Конвертор наклонили, чтобы взять пробу. Эх, как хотелось Серафиму Гавриловичу показать свою сноровку! Да пришлось поудержаться. Если фурма окажется дерьмовой, на умении с шиком слить пробу не выедешь.
Все, кто здесь находился, постепенно повеселели — уверенность в том, что продувка пройдет как нельзя лучше, окрепла. Только Серафим Гаврилович заметно мрачнел. Этот отрезок продувки в Тагинске почти не изведан. Там вообще продувку ведут всего восемь минут, потому что мягкую сталь для кузовов автомашин не производят. Вот сейчас-то и можно ожидать любых фокусов.

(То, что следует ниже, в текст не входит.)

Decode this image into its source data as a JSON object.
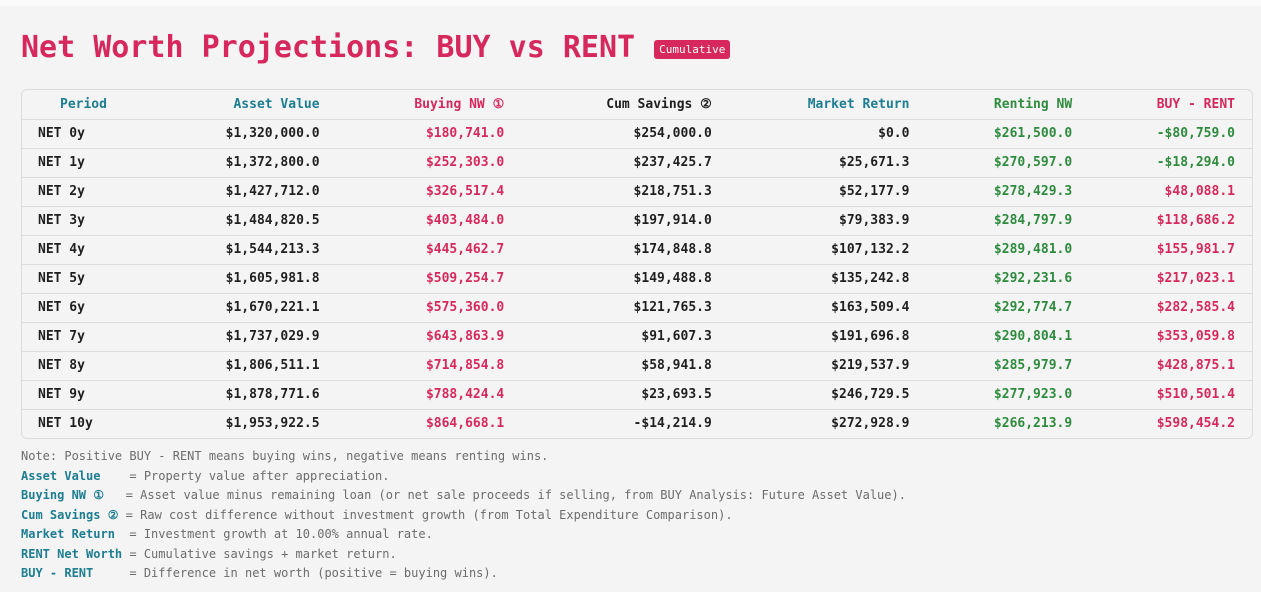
{
  "title": "Net Worth Projections: BUY vs RENT",
  "badge": "Cumulative",
  "colors": {
    "accent": "#d6285c",
    "teal": "#1d7d91",
    "green": "#2e8b3e"
  },
  "table": {
    "headers": {
      "period": "Period",
      "asset": "Asset Value",
      "buying": "Buying NW ①",
      "cum": "Cum Savings ②",
      "market": "Market Return",
      "renting": "Renting NW",
      "diff": "BUY - RENT"
    },
    "rows": [
      {
        "period": "NET 0y",
        "asset": "$1,320,000.0",
        "buying": "$180,741.0",
        "cum": "$254,000.0",
        "market": "$0.0",
        "renting": "$261,500.0",
        "diff": "-$80,759.0",
        "diff_positive": false
      },
      {
        "period": "NET 1y",
        "asset": "$1,372,800.0",
        "buying": "$252,303.0",
        "cum": "$237,425.7",
        "market": "$25,671.3",
        "renting": "$270,597.0",
        "diff": "-$18,294.0",
        "diff_positive": false
      },
      {
        "period": "NET 2y",
        "asset": "$1,427,712.0",
        "buying": "$326,517.4",
        "cum": "$218,751.3",
        "market": "$52,177.9",
        "renting": "$278,429.3",
        "diff": "$48,088.1",
        "diff_positive": true
      },
      {
        "period": "NET 3y",
        "asset": "$1,484,820.5",
        "buying": "$403,484.0",
        "cum": "$197,914.0",
        "market": "$79,383.9",
        "renting": "$284,797.9",
        "diff": "$118,686.2",
        "diff_positive": true
      },
      {
        "period": "NET 4y",
        "asset": "$1,544,213.3",
        "buying": "$445,462.7",
        "cum": "$174,848.8",
        "market": "$107,132.2",
        "renting": "$289,481.0",
        "diff": "$155,981.7",
        "diff_positive": true
      },
      {
        "period": "NET 5y",
        "asset": "$1,605,981.8",
        "buying": "$509,254.7",
        "cum": "$149,488.8",
        "market": "$135,242.8",
        "renting": "$292,231.6",
        "diff": "$217,023.1",
        "diff_positive": true
      },
      {
        "period": "NET 6y",
        "asset": "$1,670,221.1",
        "buying": "$575,360.0",
        "cum": "$121,765.3",
        "market": "$163,509.4",
        "renting": "$292,774.7",
        "diff": "$282,585.4",
        "diff_positive": true
      },
      {
        "period": "NET 7y",
        "asset": "$1,737,029.9",
        "buying": "$643,863.9",
        "cum": "$91,607.3",
        "market": "$191,696.8",
        "renting": "$290,804.1",
        "diff": "$353,059.8",
        "diff_positive": true
      },
      {
        "period": "NET 8y",
        "asset": "$1,806,511.1",
        "buying": "$714,854.8",
        "cum": "$58,941.8",
        "market": "$219,537.9",
        "renting": "$285,979.7",
        "diff": "$428,875.1",
        "diff_positive": true
      },
      {
        "period": "NET 9y",
        "asset": "$1,878,771.6",
        "buying": "$788,424.4",
        "cum": "$23,693.5",
        "market": "$246,729.5",
        "renting": "$277,923.0",
        "diff": "$510,501.4",
        "diff_positive": true
      },
      {
        "period": "NET 10y",
        "asset": "$1,953,922.5",
        "buying": "$864,668.1",
        "cum": "-$14,214.9",
        "market": "$272,928.9",
        "renting": "$266,213.9",
        "diff": "$598,454.2",
        "diff_positive": true
      }
    ]
  },
  "notes": {
    "note": "Note: Positive BUY - RENT means buying wins, negative means renting wins.",
    "items": [
      {
        "key": "Asset Value   ",
        "text": " = Property value after appreciation."
      },
      {
        "key": "Buying NW ①  ",
        "text": " = Asset value minus remaining loan (or net sale proceeds if selling, from BUY Analysis: Future Asset Value)."
      },
      {
        "key": "Cum Savings ②",
        "text": " = Raw cost difference without investment growth (from Total Expenditure Comparison)."
      },
      {
        "key": "Market Return ",
        "text": " = Investment growth at 10.00% annual rate."
      },
      {
        "key": "RENT Net Worth",
        "text": " = Cumulative savings + market return."
      },
      {
        "key": "BUY - RENT    ",
        "text": " = Difference in net worth (positive = buying wins)."
      }
    ]
  }
}
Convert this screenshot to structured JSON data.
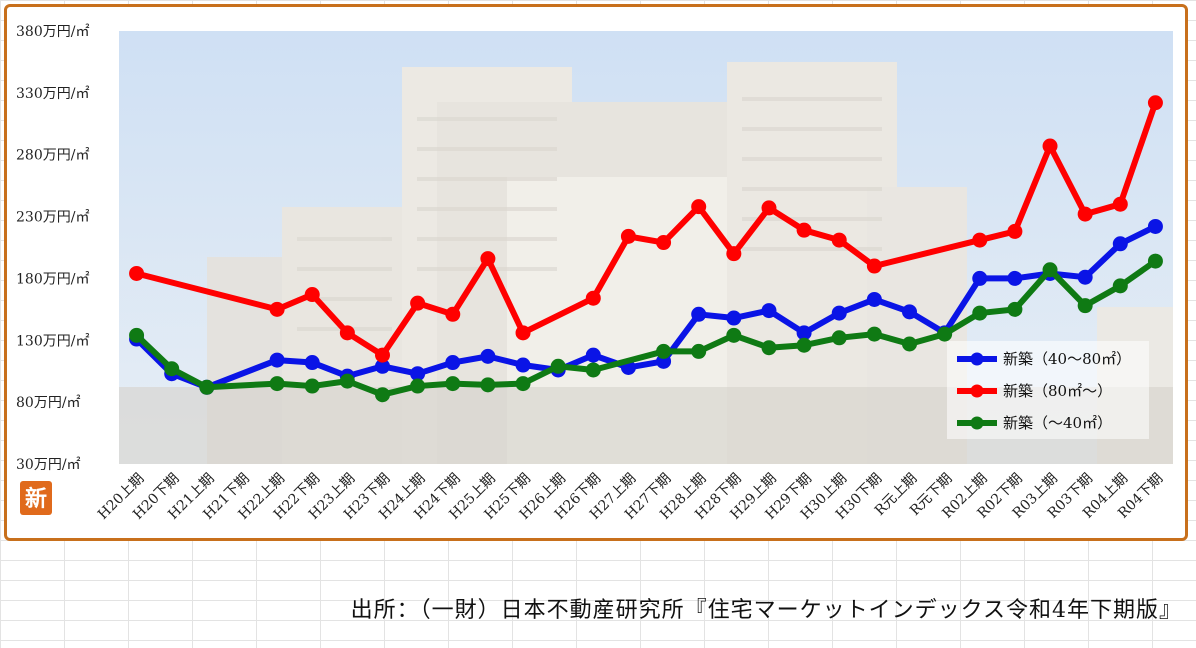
{
  "source_text": "出所：（一財）日本不動産研究所『住宅マーケットインデックス令和4年下期版』",
  "badge_char": "新",
  "colors": {
    "blue": "#0a14e6",
    "red": "#ff0000",
    "green": "#0f7a14",
    "frame": "#c8701c",
    "badge": "#e06a1c"
  },
  "chart_data": {
    "type": "line",
    "ylim": [
      30,
      380
    ],
    "yticks": [
      30,
      80,
      130,
      180,
      230,
      280,
      330,
      380
    ],
    "ytick_labels": [
      "30万円/㎡",
      "80万円/㎡",
      "130万円/㎡",
      "180万円/㎡",
      "230万円/㎡",
      "280万円/㎡",
      "330万円/㎡",
      "380万円/㎡"
    ],
    "categories": [
      "H20上期",
      "H20下期",
      "H21上期",
      "H21下期",
      "H22上期",
      "H22下期",
      "H23上期",
      "H23下期",
      "H24上期",
      "H24下期",
      "H25上期",
      "H25下期",
      "H26上期",
      "H26下期",
      "H27上期",
      "H27下期",
      "H28上期",
      "H28下期",
      "H29上期",
      "H29下期",
      "H30上期",
      "H30下期",
      "R元上期",
      "R元下期",
      "R02上期",
      "R02下期",
      "R03上期",
      "R03下期",
      "R04上期",
      "R04下期"
    ],
    "legend_position": "bottom-right",
    "series": [
      {
        "name": "新築（40～80㎡）",
        "color": "#0a14e6",
        "values": [
          131,
          103,
          92,
          null,
          114,
          112,
          101,
          109,
          103,
          112,
          117,
          110,
          106,
          118,
          108,
          113,
          151,
          148,
          154,
          136,
          152,
          163,
          153,
          136,
          180,
          180,
          184,
          181,
          208,
          222
        ]
      },
      {
        "name": "新築（80㎡～）",
        "color": "#ff0000",
        "values": [
          184,
          null,
          null,
          null,
          155,
          167,
          136,
          118,
          160,
          151,
          196,
          136,
          null,
          164,
          214,
          209,
          238,
          200,
          237,
          219,
          211,
          190,
          null,
          null,
          211,
          218,
          287,
          232,
          240,
          322
        ]
      },
      {
        "name": "新築（～40㎡）",
        "color": "#0f7a14",
        "values": [
          134,
          107,
          92,
          null,
          95,
          93,
          97,
          86,
          93,
          95,
          94,
          95,
          109,
          106,
          null,
          121,
          121,
          134,
          124,
          126,
          132,
          135,
          127,
          135,
          152,
          155,
          187,
          158,
          174,
          194
        ]
      }
    ]
  }
}
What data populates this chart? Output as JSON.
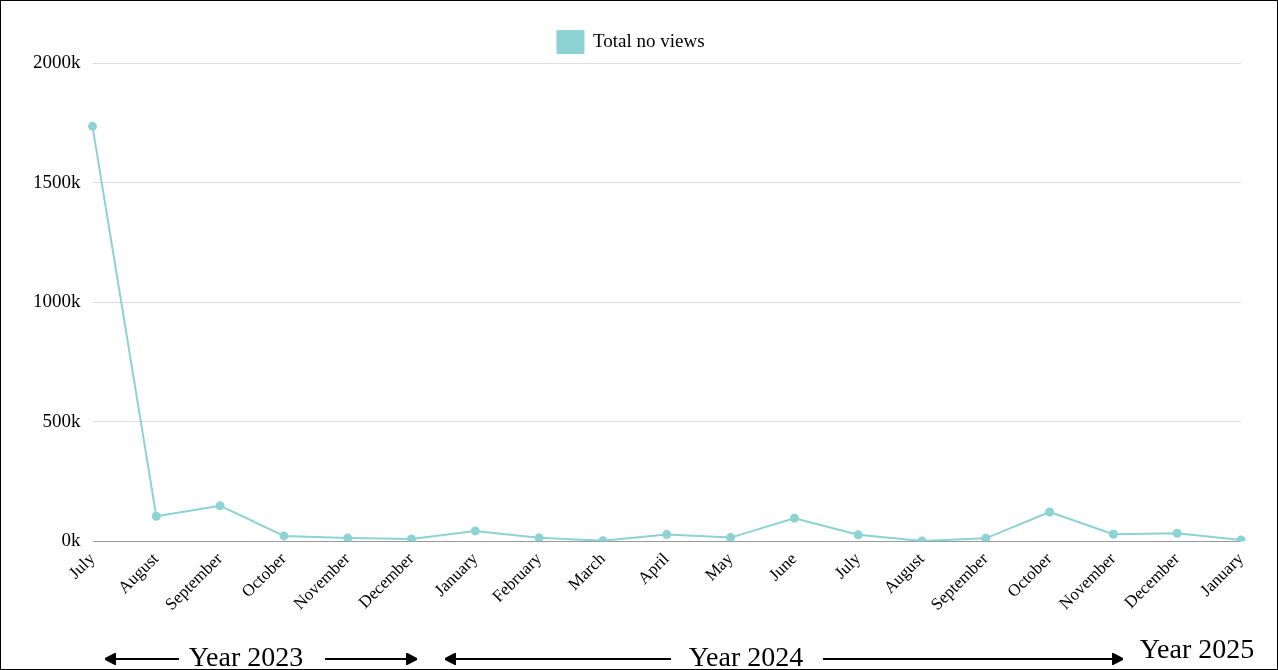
{
  "chart_data": {
    "type": "line",
    "categories": [
      "July",
      "August",
      "September",
      "October",
      "November",
      "December",
      "January",
      "February",
      "March",
      "April",
      "May",
      "June",
      "July",
      "August",
      "September",
      "October",
      "November",
      "December",
      "January"
    ],
    "series": [
      {
        "name": "Total no views",
        "color": "#8dd3d3",
        "values": [
          1735,
          104,
          148,
          22,
          13,
          9,
          43,
          14,
          2,
          28,
          15,
          96,
          27,
          1,
          12,
          122,
          29,
          33,
          5
        ]
      }
    ],
    "ylim": [
      0,
      2000
    ],
    "yticks": [
      {
        "value": 0,
        "label": "0k"
      },
      {
        "value": 500,
        "label": "500k"
      },
      {
        "value": 1000,
        "label": "1000k"
      },
      {
        "value": 1500,
        "label": "1500k"
      },
      {
        "value": 2000,
        "label": "2000k"
      }
    ],
    "grid": "y",
    "legend": "top",
    "marker": "circle",
    "line_style": "solid",
    "annotations": [
      "Year 2023",
      "Year 2024",
      "Year 2025"
    ]
  }
}
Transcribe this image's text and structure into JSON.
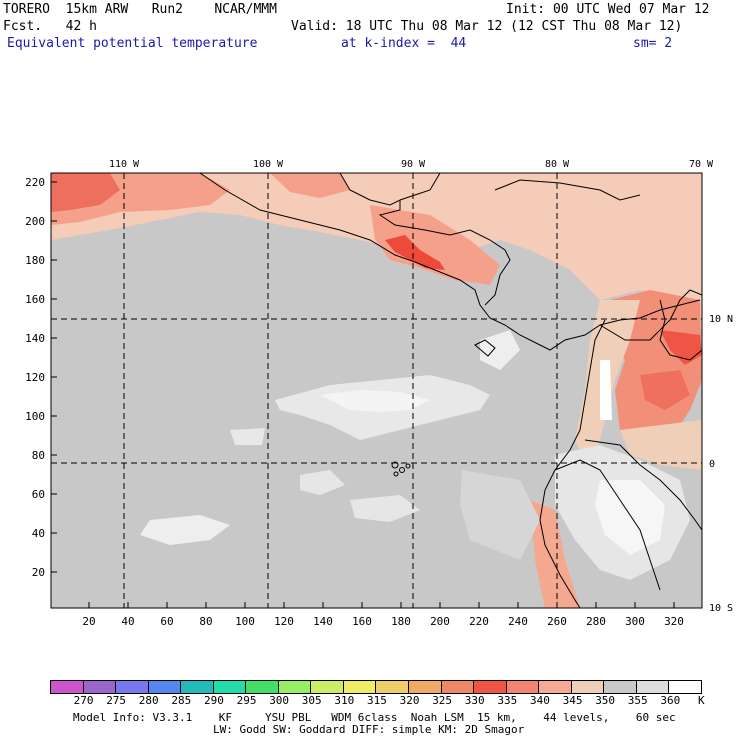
{
  "header": {
    "line1_left": "TORERO  15km ARW   Run2    NCAR/MMM",
    "line1_right": "Init: 00 UTC Wed 07 Mar 12",
    "line2_left": "Fcst.   42 h",
    "line2_right": "Valid: 18 UTC Thu 08 Mar 12 (12 CST Thu 08 Mar 12)",
    "line3_title": "Equivalent potential temperature",
    "line3_level": "at k-index =  44",
    "line3_sm": "sm= 2"
  },
  "map": {
    "lon_labels": [
      "110 W",
      "100 W",
      "90 W",
      "80 W",
      "70 W"
    ],
    "lat_labels": [
      "10 N",
      "0",
      "10 S"
    ],
    "y_ticks": [
      "220",
      "200",
      "180",
      "160",
      "140",
      "120",
      "100",
      "80",
      "60",
      "40",
      "20"
    ],
    "x_ticks": [
      "20",
      "40",
      "60",
      "80",
      "100",
      "120",
      "140",
      "160",
      "180",
      "200",
      "220",
      "240",
      "260",
      "280",
      "300",
      "320"
    ]
  },
  "legend": {
    "labels": [
      "270",
      "275",
      "280",
      "285",
      "290",
      "295",
      "300",
      "305",
      "310",
      "315",
      "320",
      "325",
      "330",
      "335",
      "340",
      "345",
      "350",
      "355",
      "360"
    ],
    "unit": "K",
    "colors": [
      "#cc55cc",
      "#9966cc",
      "#7777ee",
      "#5588ee",
      "#22bbbb",
      "#22ddaa",
      "#44dd66",
      "#99ee66",
      "#ccee66",
      "#eeee66",
      "#eecc66",
      "#f0aa66",
      "#ee8866",
      "#ee5544",
      "#f28570",
      "#f4ab92",
      "#f0cfb8",
      "#c8c8c8",
      "#dddddd",
      "#ffffff"
    ]
  },
  "footer": {
    "line1": "Model Info: V3.3.1    KF     YSU PBL   WDM 6class  Noah LSM  15 km,    44 levels,    60 sec",
    "line2": "LW: Godd SW: Goddard DIFF: simple KM: 2D Smagor"
  }
}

Но пламя, как и должно быть при нормальном процессе, постепенно начинает замирать, становится вялым, разреженным, просматриваемым насквозь. Вот уже стала хорошо различимой внутренняя стенка нависшего над конвертором металлического кессона, заглатывающего раскаленные газы. Последняя минута продувки. Рокотание прекратилось, фурма скользнула вверх. Еще немного — и из наклоненного к ковшу конвертора уже хлещет расплавленная сталь. Конвертор больше не хищник, готовый в любое мгновенье сразить тебя. Отныне он миролюбивый труженик, подобно слону безропотно повинующийся воле человека.
Серафим Гаврилович вне себя от радости. Теперь можно жить и работать спокойно, не боясь ни за Юрку, ни за таких, как Юрка.